On Monday, December 30, 2013 7:36:40 PM UTC-5, Michael Bayer wrote:
>
>
> On Dec 30, 2013, at 7:12 PM, Dan <wpu....@gmail.com <javascript:>> wrote:
>
> Hello,
>
> I have been trying to find the appropriate syntax to query from a user 
> defined function. I am dealing with a SQL Server 2008 database, and I am 
> using sqlalchemy 0.8.4 with pyodbc 3.0.7. The machine the python app is 
> running on is Windows 7 64 bit, but I am using 32 bit python. I followed 
> the pointers in this 
> thread<https://groups.google.com/forum/#!searchin/sqlalchemy/call$20database$20function/sqlalchemy/tYVxitn9j1A/L5URn6ryHWUJ>,
>  
> but it seems that I can't get sqlalchemy to behave properly. The sql I am 
> trying to execute looks like the following
>
> select * from some_user_defined_function('2013-12-29', DEFAULT, '3', 638, 
> DEFAULT)
>
> Note that there are no parameter names and the usage of the Default 
> keyword. Null can be used in place of the Default, but that could be 
> problematic if a parameter's default value isn't null. Furthermore, this 
> function can be joined to tables within the database like so
>
> select * from some_user_defined_function('2013-12-29', DEFAULT, '3', 638, 
> DEFAULT) uf
> left outer join db_table dt on uf.table_id = dt.id
>
> Is there anyway to handle this situation?

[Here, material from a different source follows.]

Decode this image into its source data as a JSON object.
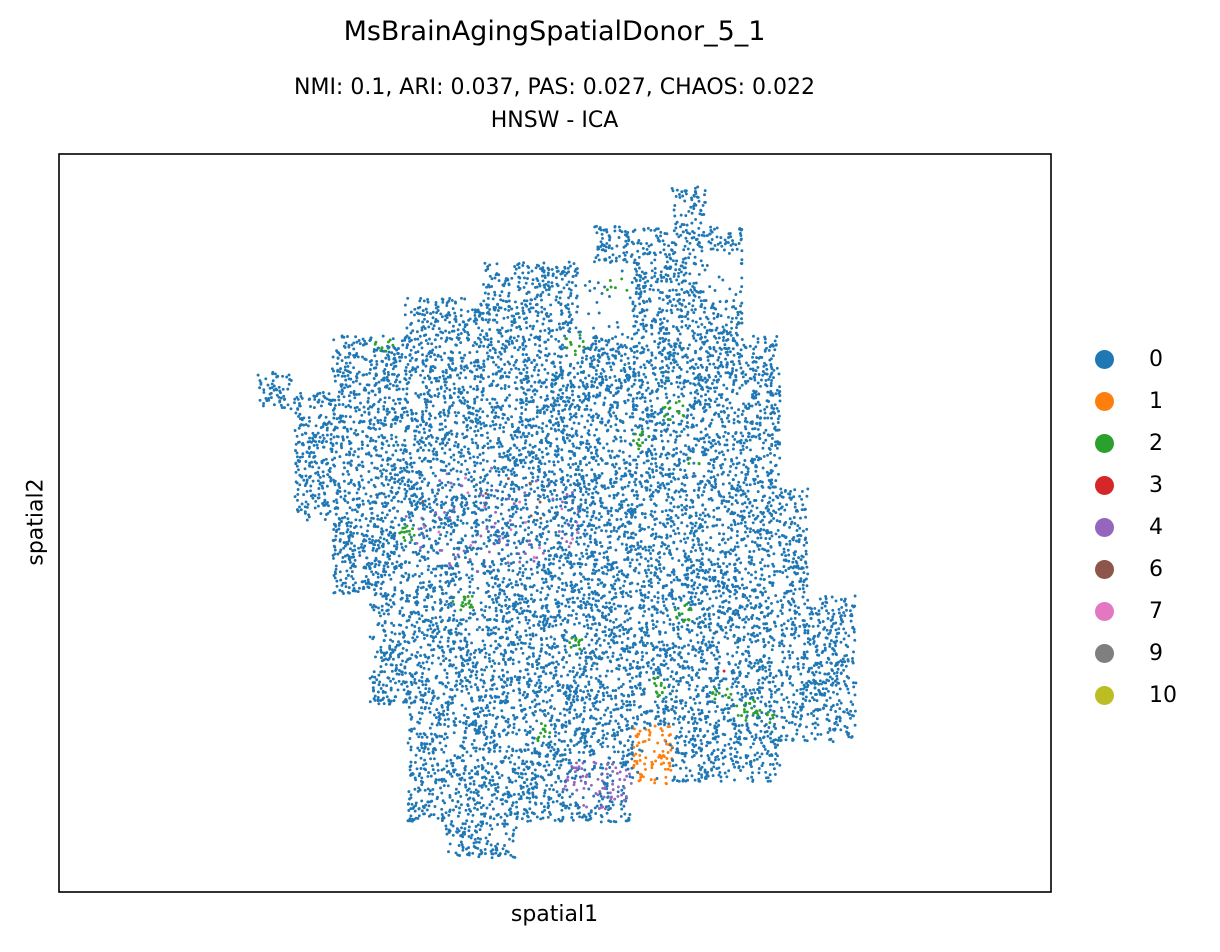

Below are the attempts that I 
> have tried
>
>     function_call = 
> select([column('table_id'),column('widget_type'),column('effective_date'),column('widget_id')],
>                           
>  
> from_obj=[func.some_user_defined_function(bindparam('effective_date_start',value='2013-12-01'),
>                                                                           
>     bindparam('effective_date_end', value=None,quote=False),
>                                                                           
>     bindparam('widget_type_list', value='3'),
>                                                                           
>     bindparam('company_id', value=638),
>                                                                           
>     bindparam('widget_id', value=None,quote=False))])
>
>
>
> “DEFAULT” is a fixed keyword here so you’d be looking specifically to not 
> bind any value from the application into a bound placeholder (e.g. a 
> question mark ?).
>
> To deliver a fixed keyword, use a construct like “literal_column()”.   In 
> addition, you don’t typically need to use bindparam() explicitly unless you 
> are looking to re-use the statement repeatedly .  Using a literal Python 
> value will automatically be coerced into a bound parameter.
>
> from sqlalchemy.sql import column, select, func, literal_column
>
> function_call = select([
>             column('table_id'),
>             column('widget_type'),
>             column('effective_date'),
>             column('widget_id')]).\
>             select_from(
>                 func.some_user_defined_function(
>                     "2013-12-01",
>                     literal_column("DEFAULT"),
>                     "3",
>                     638,
>                     literal_column("DEFAULT")
>                 )
>             )
>
> result = session.execute(function_call)
>
>
> SELECT table_id, widget_type, effective_date, widget_id
> FROM some_user_defined_function(:effective_date_start, 
> :effective_date_end, :widget_type_list, :company_id, :widget_id)
>
>
> this is the SQL that you’d see from printing the statement or turning it 
> into a string.  however, if you’re passing the construct to 
> session.execute(), and are watching the SQL output using echo=True (which I 
> recommend when debugging these things), you’d see question marks with 
> Pyodbc, not parameters like :effective_date_start.
>
> if you set echo=‘debug’ on your create_engine() you’ll see not just the 
> SQL emitted but also the rows that are received in the raw.
>
>
> To eliminate the possiblity that the issue is within pyodbc I tried the 
> following
>
>     cnxn = pyodbc.connect('DRIVER={SQL 
> Server};SERVER=10.0.0.555;DATABASE=yup;UID=user;PWD=pass')
>     cursor = cnxn.cursor()
>
>     cursor.execute("select * from some_user_defined_function('2013-12-29', 
> NULL, '3', 638, NULL)")
>     for row in cursor:
>         print row
>
>
> if you’re still testing against pyodbc, please try it like this:
>
> cursor.execute("select * from some_user_defined_function(?, NULL, ?, ?, 
> NULL)”, [‘2013-12-29’, ‘3’, 638])
>
> as that is more accurately what would be sent from SQLAlchemy.